All five were recently honored as either first- or second-team selections on the All-North Central League I team as selected by the league’s coaches, led by MVP Mertle.

On the 2019-20 edition of the All-Lake County team as selected by the Lake County Record-Bee, nothing will change. For the first time in the history of the All-County team, five starters from the same team have found their way onto the first team, once again led by most valuable player Mertle, a scoring and rebounding machine for the Cardinals and half of their dominating inside presence. The other half, Cerini, gave Clear Lake a most formidable one-two punch in the paint. Mertle’s ability to shoot the 3-pointer made him that much more dangerous. Both Mertle and Cerini provided some memorable dunks as well during the course of the season, including’ Cerini’s dagger slam in the fourth quarter of a NorCal first-round playoff win over Kingsburg.

Andreas Cervantes

Ford’s 3-point shot prowess combined with Howe’s defensive skills and Valadez’s solid guard play gave opponents all they could handle.

Overseeing the orchestra of talent was conductor De Leon, the easy pick for All-County Coach of the Year.

The Cardinals of the last two seasons have set Lake County’s boys basketball success bar quite high.

First team

Joining MVP Mertle and fellow first-teamers Ford, Cerini, Howe and Valadez on the first team is Middletown High School senior Andreas Cervantes, who capped off an outstanding varsity career for the Mustangs, a team that battled all sorts of adversity this season to reach the NCS Division 4 playoffs where they battled Del Norte in a 56-43 first-round loss.

Second team

Sammy Cervantes, a senior and the other half of the talented sibling duo for head coach G.J. Rockwell and the Mustangs, is one of five county players to earn All-County second-team honors. He’s joined by senior teammate Jimmy Rockwell, fellow seniors Bodhi Baird of Kelseyville and Hank Nevarez of Upper Lake, and junior Vann Wilkins of Lower Lake.

Coach of the Year

De Leon won a total of 54 games in his final two seasons with the Cardinals and will finally have some time off – at least when he’s not wearing one of his many hats as an employee for the County of Lake – to do other things.

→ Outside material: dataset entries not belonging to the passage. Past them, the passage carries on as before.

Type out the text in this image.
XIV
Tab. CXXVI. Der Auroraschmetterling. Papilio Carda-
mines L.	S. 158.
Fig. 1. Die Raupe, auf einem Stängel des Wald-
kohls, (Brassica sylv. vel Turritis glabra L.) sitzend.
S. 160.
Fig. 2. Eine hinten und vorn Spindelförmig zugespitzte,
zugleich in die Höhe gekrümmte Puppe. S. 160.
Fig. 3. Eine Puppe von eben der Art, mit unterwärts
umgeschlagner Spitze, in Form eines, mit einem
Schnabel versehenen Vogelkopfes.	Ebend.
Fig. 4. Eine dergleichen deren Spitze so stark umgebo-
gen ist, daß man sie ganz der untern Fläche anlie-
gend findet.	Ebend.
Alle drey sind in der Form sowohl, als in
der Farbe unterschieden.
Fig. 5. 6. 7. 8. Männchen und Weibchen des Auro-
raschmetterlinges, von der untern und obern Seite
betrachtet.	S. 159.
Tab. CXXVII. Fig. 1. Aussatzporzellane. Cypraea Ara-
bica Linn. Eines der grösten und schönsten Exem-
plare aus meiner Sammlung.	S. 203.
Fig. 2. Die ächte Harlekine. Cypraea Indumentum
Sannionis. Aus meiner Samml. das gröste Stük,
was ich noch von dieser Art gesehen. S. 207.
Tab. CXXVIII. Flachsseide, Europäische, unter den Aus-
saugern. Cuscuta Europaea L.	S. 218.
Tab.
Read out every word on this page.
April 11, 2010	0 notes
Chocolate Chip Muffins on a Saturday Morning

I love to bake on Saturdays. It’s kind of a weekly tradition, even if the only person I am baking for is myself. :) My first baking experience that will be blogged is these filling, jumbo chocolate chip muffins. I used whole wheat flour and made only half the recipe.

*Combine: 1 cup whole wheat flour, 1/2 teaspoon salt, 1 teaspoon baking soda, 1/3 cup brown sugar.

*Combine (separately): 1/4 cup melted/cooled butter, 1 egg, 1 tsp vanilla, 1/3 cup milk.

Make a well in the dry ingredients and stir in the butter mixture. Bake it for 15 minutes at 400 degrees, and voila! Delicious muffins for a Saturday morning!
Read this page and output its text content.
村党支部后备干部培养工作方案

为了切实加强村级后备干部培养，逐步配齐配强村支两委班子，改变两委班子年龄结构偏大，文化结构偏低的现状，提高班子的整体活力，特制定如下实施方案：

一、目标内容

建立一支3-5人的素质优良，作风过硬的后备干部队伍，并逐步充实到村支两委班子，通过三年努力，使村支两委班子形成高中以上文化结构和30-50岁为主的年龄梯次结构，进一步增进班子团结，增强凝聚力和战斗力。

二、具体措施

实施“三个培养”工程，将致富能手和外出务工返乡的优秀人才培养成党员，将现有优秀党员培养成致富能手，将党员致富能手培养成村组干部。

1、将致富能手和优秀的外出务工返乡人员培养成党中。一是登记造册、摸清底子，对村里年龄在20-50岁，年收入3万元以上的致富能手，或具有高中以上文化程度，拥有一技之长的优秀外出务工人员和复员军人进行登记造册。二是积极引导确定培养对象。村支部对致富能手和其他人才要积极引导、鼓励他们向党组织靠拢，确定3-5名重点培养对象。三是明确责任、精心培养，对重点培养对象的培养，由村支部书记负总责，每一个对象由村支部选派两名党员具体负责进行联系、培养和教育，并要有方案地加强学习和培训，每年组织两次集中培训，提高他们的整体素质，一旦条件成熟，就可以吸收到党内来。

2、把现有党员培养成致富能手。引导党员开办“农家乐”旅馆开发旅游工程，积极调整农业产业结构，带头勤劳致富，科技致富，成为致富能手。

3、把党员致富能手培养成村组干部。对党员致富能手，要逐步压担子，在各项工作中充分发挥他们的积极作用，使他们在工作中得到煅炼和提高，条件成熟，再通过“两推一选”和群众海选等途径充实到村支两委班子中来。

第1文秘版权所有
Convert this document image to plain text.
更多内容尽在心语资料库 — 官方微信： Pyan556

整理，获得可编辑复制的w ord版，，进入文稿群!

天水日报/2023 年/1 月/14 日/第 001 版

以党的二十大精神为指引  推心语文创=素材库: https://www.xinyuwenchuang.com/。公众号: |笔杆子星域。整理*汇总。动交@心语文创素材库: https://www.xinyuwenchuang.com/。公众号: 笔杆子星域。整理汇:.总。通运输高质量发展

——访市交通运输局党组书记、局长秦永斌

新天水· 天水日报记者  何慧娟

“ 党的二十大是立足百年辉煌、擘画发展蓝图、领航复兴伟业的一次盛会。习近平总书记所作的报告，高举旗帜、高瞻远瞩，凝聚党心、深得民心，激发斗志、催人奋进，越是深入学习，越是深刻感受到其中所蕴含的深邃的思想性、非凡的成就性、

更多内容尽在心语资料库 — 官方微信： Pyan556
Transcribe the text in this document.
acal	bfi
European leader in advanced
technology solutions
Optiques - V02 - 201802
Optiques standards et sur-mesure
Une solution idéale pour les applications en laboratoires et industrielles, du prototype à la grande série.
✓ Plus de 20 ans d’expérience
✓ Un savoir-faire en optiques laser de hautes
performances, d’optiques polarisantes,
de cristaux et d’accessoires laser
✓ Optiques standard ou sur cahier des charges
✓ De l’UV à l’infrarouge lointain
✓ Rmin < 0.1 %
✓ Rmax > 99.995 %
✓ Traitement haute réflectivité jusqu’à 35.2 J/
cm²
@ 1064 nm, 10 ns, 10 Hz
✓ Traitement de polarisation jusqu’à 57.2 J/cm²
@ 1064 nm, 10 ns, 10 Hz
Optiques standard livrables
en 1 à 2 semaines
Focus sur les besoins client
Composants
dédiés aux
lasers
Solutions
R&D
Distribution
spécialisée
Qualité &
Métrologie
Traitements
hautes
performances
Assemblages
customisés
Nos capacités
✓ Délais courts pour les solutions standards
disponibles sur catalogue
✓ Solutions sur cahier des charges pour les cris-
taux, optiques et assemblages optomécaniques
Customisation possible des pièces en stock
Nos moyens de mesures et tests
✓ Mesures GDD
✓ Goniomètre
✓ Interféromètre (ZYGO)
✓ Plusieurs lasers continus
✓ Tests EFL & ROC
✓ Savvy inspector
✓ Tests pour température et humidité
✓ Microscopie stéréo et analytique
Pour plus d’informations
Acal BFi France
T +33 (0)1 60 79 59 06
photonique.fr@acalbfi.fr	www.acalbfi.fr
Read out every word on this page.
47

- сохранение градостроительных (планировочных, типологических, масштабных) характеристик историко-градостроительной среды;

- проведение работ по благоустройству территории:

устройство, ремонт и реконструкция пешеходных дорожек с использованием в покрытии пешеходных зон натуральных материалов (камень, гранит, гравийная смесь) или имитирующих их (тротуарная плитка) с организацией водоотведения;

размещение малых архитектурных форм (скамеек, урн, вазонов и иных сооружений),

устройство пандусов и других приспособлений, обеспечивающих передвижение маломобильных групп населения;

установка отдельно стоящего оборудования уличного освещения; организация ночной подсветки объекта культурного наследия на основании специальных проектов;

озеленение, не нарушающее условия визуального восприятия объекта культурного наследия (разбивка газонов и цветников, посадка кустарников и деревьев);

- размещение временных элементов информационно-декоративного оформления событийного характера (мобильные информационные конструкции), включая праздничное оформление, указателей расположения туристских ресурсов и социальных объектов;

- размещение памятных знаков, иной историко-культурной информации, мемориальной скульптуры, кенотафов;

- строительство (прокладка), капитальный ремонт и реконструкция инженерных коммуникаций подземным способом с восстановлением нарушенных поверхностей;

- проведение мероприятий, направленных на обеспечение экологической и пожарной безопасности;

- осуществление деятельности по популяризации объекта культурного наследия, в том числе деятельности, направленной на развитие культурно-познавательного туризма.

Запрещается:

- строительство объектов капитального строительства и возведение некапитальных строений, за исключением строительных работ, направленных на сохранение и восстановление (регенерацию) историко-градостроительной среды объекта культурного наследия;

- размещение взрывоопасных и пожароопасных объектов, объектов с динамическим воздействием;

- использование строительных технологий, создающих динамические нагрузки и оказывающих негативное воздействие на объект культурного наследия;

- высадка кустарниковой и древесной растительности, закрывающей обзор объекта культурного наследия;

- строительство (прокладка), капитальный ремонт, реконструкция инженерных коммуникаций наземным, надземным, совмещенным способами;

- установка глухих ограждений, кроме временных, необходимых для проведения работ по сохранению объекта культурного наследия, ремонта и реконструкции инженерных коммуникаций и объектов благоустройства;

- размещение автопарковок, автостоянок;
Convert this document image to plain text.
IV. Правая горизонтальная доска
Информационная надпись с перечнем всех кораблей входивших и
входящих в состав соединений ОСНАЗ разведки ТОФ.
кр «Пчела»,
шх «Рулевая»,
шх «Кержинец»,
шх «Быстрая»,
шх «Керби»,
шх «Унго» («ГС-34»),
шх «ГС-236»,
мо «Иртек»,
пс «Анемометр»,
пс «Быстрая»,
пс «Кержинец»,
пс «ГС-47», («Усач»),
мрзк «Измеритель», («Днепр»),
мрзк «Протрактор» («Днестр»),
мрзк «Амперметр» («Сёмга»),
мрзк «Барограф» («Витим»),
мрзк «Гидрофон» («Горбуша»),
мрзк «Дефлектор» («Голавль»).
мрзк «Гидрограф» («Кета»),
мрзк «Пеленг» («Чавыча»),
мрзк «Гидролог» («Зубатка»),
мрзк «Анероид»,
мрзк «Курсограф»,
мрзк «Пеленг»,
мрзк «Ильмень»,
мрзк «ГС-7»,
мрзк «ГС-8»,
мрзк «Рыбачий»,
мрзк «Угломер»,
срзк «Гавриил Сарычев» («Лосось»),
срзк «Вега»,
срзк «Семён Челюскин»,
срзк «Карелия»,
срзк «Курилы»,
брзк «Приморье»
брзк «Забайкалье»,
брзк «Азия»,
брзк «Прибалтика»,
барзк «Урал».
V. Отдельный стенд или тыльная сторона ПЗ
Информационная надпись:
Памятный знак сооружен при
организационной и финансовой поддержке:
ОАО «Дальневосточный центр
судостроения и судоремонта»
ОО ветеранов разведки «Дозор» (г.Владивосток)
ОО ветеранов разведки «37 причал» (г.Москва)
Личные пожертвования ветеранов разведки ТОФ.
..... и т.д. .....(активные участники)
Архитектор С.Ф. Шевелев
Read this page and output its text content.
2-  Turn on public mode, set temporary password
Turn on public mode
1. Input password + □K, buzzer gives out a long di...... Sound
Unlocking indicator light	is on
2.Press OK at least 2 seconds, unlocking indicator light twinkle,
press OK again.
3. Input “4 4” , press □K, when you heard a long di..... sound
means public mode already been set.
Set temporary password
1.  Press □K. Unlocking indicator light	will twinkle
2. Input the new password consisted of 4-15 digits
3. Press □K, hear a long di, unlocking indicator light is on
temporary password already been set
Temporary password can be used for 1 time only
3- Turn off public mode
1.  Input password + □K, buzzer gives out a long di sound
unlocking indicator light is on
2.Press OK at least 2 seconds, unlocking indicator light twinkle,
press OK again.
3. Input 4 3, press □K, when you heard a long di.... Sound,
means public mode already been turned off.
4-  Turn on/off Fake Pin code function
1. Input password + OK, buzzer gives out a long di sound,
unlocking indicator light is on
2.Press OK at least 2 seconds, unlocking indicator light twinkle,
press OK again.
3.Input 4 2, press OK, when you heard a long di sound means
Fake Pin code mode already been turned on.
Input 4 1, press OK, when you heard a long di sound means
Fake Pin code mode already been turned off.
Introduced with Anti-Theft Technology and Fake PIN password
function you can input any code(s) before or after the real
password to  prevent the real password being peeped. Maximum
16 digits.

Clear Lake's Scott De Leon is the Coach of the Year.

He’ll take away a lifetime of good memories from his coaching days with the Cardinals, especially his final two seasons.

“Everyone knew their role,” De Leon said of his 2019-20 players. “They accepted it, they bought into playing selfless basketball for the good of the group. They were fearless. They always supported each other and held each other accountable. No one was more important than the other guy.

“It was an honor and a privilege to coach them,” De Leon added.